Taking his turn, Apostolic Nuncio to Malawi and Zambia Gianfranco Gallone said Pope Francis was saddened with the death of Ziyaye, “who carried out his work well as a church leader”.
President Lazarus Chakwera’s eulogy buttressed earlier sentiments by several church and family members who saluted the late as an outstanding leader with whom he bonded well. He described Ziyaye as a virtual elder brother who was always available to offer advice.
“In fact, when I was joining politics, I consulted him and he offered rich advice. When I was stuck, I always ran to him to seek direction. This is the reason I am so hurt with his death,” he said.
The audience went into an emotional hush when Chakwera said just before Ziyaye flew to Namibia, he went to the State House to bid him farewell with a virtual prophetic quip: “I don’t want you to hear from others that I have gone to Namibia. After all, what if I don’t return home alive?”
The funeral brought together people from various religious and socio-political backgrounds in and outside Malawi.
His remains have been buried inside Maula Cathedral.
Conspicuously missing at the ceremony were former presidents Peter Mutharika and Bakili Muluzi. Also missing among top politicians was former veep Cassim Chilumpha.
Chakwera was accompanied at the ceremony by Vice-President Saulos Chilima, former president Joyce Banda, past vice-presidents Justin Malewezi and Khumbo Kachali and Leader of the Opposition Kondwani Nankhumwa, among other political dignitaries.

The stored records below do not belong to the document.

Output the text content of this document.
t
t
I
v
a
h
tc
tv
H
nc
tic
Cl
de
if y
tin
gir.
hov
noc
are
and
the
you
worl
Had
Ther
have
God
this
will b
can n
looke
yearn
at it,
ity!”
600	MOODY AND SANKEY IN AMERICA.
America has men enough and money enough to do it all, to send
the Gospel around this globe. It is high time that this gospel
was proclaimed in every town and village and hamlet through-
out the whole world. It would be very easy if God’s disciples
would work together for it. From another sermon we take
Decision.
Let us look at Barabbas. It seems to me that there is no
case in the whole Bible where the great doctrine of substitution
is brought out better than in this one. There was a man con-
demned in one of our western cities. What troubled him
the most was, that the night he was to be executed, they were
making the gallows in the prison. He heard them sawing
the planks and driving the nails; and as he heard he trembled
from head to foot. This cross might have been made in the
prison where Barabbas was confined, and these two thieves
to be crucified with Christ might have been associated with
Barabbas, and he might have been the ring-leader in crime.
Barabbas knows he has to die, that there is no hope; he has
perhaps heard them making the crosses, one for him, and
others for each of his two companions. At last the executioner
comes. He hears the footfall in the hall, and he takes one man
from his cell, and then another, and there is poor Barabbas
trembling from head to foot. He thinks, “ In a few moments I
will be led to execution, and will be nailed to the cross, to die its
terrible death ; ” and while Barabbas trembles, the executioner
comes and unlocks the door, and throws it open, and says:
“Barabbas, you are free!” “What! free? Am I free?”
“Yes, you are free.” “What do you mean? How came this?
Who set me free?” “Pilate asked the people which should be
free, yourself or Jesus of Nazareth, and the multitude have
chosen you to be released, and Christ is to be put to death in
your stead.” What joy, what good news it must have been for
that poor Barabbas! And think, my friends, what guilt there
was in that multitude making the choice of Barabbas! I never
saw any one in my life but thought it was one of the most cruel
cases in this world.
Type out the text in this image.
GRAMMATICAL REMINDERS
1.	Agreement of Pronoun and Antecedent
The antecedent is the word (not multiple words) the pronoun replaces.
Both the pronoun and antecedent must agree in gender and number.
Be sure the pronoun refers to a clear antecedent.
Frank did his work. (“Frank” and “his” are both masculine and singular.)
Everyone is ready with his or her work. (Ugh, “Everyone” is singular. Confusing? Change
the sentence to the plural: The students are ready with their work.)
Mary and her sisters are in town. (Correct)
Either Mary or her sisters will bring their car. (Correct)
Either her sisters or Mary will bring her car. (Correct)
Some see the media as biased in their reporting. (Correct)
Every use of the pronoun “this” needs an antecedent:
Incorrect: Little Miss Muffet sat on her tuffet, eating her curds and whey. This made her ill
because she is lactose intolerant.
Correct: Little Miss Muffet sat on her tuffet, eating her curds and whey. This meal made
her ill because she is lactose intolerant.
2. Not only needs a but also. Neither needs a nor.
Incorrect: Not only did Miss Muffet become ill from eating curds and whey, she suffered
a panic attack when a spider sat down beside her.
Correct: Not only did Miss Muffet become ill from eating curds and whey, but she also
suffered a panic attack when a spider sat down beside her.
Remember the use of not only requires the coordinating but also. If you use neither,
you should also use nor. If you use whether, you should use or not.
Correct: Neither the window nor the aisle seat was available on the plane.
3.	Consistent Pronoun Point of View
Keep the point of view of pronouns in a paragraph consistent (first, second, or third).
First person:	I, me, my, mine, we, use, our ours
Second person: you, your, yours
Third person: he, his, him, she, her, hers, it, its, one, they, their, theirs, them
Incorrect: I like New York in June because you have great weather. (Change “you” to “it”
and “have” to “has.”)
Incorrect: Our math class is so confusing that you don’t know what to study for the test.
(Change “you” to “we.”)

The ceremony, which started with a requiem mass at Civo Stadium, led by Msusa, attracted thousands of Malawians, mostly Catholics dressed in their traditional purple, the dominant colour at the church’s funerals.
The late Ziyaye was accorded full military honours from the stadium to his resting place at Maula Cathedral
In a separate interview, Nankhumwa described Ziyaye’s death as what was supposed to unify the country.
“It would have been good if all the leaders attended. This is why some of us came despite being in opposition. However, some people might have missed the event because they were attending to other equally important issues. We cannot all be at one place at the same time,” he said.
Political analyst Mustapha Hussein also expected Mutharika and Muluzi to attend.
But while suspecting political intolerance, he said leaders who did not attend the funeral might have had genuine reasons.
“Sometimes those in power become arrogant by sidelining their opposition. It should start with the people in government showing openness and providing space for the so-called opposition in whatever is happening. Again, the opposition should show willingness to support matters of national interest and good policies,” said Hussein .
Ziyaye, 71, succumbed to colon cancer on Monday in Nambia where, according to the ECM, he had gone for vacation, but took advantage of the visit for a medical check-up.